En attendant de s’expliquer sur les enfants ukrainiens, la délégation russe a fait l’éloge de la « famille traditionnelle » et du « renforcement de la famille en tant qu’institution ».

« Depuis 2020, la Constitution de la Fédération de Russie contient de nouveaux amendements qui, pour la première fois, protègent la famille, la maternité, la paternité et les enfants », a déclaré le chef de la délégation russe, Alexeï Vovtchenko.

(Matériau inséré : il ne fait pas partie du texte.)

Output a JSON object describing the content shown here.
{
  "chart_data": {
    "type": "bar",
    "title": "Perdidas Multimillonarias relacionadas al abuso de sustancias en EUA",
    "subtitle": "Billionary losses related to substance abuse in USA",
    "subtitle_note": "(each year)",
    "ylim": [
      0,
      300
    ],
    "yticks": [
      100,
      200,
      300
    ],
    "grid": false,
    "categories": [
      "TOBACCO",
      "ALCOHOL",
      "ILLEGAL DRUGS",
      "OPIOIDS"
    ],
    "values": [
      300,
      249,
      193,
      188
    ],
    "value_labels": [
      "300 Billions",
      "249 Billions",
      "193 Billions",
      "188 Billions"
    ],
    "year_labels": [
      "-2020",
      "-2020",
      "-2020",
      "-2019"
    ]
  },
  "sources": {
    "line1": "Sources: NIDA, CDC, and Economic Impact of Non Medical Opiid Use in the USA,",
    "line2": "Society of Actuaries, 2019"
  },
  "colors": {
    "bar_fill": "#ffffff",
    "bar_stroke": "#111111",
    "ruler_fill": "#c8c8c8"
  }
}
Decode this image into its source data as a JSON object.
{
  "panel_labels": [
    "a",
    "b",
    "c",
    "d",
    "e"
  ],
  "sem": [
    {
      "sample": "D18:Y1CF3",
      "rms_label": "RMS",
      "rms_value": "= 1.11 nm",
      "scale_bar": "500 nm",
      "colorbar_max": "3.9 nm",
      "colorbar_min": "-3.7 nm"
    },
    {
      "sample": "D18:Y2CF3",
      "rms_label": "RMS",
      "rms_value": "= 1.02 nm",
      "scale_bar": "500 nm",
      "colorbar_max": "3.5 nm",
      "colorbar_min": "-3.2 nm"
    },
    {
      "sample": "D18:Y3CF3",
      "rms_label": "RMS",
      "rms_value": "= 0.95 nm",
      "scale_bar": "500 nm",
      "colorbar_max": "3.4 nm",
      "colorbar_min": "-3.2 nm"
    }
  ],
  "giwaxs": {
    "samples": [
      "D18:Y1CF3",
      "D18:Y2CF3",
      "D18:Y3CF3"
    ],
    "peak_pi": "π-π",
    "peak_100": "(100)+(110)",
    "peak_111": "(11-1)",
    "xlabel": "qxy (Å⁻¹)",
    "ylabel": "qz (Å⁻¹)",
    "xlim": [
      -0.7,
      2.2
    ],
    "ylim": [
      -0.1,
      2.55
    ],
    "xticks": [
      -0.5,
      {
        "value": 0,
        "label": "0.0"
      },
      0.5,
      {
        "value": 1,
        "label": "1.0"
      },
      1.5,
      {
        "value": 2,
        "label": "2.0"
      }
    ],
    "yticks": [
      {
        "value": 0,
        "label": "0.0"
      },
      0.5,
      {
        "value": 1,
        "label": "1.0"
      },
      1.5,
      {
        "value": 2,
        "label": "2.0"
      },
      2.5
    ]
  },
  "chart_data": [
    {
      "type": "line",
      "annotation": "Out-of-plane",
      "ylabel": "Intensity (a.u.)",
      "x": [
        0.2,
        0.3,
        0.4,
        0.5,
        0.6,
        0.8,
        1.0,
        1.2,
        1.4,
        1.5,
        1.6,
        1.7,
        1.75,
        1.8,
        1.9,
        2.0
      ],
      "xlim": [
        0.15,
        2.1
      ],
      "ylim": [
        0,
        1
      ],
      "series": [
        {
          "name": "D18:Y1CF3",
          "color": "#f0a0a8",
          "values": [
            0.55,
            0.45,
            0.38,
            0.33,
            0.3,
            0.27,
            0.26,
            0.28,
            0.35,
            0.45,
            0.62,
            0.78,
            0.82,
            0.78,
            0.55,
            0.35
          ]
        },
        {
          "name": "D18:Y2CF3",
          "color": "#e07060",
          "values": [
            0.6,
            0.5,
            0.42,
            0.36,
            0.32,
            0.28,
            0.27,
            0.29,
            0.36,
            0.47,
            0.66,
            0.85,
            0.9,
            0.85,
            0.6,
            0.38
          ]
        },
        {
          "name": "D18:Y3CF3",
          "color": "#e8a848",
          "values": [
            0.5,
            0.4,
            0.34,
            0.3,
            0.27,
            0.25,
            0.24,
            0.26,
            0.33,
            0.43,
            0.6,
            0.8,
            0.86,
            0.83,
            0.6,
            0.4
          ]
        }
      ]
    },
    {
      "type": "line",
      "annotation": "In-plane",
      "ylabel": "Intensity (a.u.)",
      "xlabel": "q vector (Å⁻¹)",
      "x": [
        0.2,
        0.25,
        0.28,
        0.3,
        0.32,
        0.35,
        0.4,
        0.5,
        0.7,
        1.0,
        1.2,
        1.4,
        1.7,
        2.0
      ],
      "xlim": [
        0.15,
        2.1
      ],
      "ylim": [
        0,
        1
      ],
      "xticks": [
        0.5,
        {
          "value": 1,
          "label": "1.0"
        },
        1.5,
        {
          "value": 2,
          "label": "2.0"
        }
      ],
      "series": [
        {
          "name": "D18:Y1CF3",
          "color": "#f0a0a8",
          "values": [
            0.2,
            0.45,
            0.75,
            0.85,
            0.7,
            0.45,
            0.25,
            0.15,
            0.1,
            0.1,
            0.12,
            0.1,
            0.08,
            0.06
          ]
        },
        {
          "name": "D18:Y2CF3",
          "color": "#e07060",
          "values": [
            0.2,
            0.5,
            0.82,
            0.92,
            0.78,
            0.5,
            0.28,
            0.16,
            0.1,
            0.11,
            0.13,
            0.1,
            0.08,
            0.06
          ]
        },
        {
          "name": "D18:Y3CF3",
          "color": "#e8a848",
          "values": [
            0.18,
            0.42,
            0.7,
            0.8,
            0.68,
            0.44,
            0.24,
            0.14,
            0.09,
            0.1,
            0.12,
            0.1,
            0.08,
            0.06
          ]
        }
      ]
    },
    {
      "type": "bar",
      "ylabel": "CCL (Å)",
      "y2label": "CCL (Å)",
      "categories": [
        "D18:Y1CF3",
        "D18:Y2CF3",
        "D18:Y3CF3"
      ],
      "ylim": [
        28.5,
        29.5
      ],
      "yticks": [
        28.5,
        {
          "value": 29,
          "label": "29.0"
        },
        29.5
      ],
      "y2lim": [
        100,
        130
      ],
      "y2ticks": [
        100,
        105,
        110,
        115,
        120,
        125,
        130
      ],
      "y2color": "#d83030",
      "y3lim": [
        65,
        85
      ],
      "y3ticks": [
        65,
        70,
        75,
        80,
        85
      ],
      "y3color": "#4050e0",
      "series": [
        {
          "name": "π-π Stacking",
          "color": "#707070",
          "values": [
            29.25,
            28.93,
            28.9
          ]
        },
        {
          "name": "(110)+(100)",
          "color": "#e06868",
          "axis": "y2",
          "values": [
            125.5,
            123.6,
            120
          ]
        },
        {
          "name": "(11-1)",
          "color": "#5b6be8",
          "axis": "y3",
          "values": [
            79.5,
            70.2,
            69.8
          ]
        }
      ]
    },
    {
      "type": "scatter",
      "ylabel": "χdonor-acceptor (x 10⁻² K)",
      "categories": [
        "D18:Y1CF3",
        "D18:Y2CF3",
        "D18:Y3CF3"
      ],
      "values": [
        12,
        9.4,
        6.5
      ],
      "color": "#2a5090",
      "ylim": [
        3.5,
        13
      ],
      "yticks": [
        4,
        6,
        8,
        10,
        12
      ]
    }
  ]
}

« Nous avons créé un nouveau jour férié en l’honneur des pères, la fête des Pères, et nous avons rétabli la décoration de “ Mère-héroïne ”, qui revient aux femmes ayant dix enfants ou plus », renouant ainsi avec une tradition soviétique visant à encourager la natalité, a fait valoir le vice-ministre russe du Travail et de la protection sociale, ajoutant que 2024 est « l’année de la famille » en Russie et que des mesures seraient prises en matière notamment de « politiques démographique et familiale ».

PHOTO FABRICE COFFRINI, AGENCE FRANCE-PRESSE

Le chef de la délégation russe à l’ONU, Alexeï Vovtchenko

La liste des préoccupations des experts de l’ONU est longue, y compris sur les mesures prises pour empêcher la « discrimination » à l’égard des enfants LGBT+ alors que la Russie a banni ce « mouvement international », le pays se posant en porte-drapeau des valeurs « traditionnelles » face à la décadence supposée de l’Occident.  

À cet égard M. Pedernera Reyna s’est inquiété des « pressions » que pourrait exercer l’Église contre l’avortement, et demandé quelles mesures Moscou entendait prendre pour les contrer.  

Alors que la Russie bolchévique a été le premier pays au monde à dépénaliser l’avortement en 1920, le Kremlin se rapproche pas à pas de la ligne antiavortement portée par l’Église orthodoxe.  

Le comité a par ailleurs interpellé la Russie sur le droit à la liberté d’association et de réunion des enfants, et sur la nécessité qu’ils ne soient pas sanctionnés pour leur participation à des manifestations, notamment contre la guerre.

La présidente du comité, Ann Marie Skelton, s’est aussi inquiétée des informations selon lesquelles la Russie « mène activement une propagande visant à promouvoir l’idéologie politique et des points de vue particuliers sur les conflits armés dans les écoles ».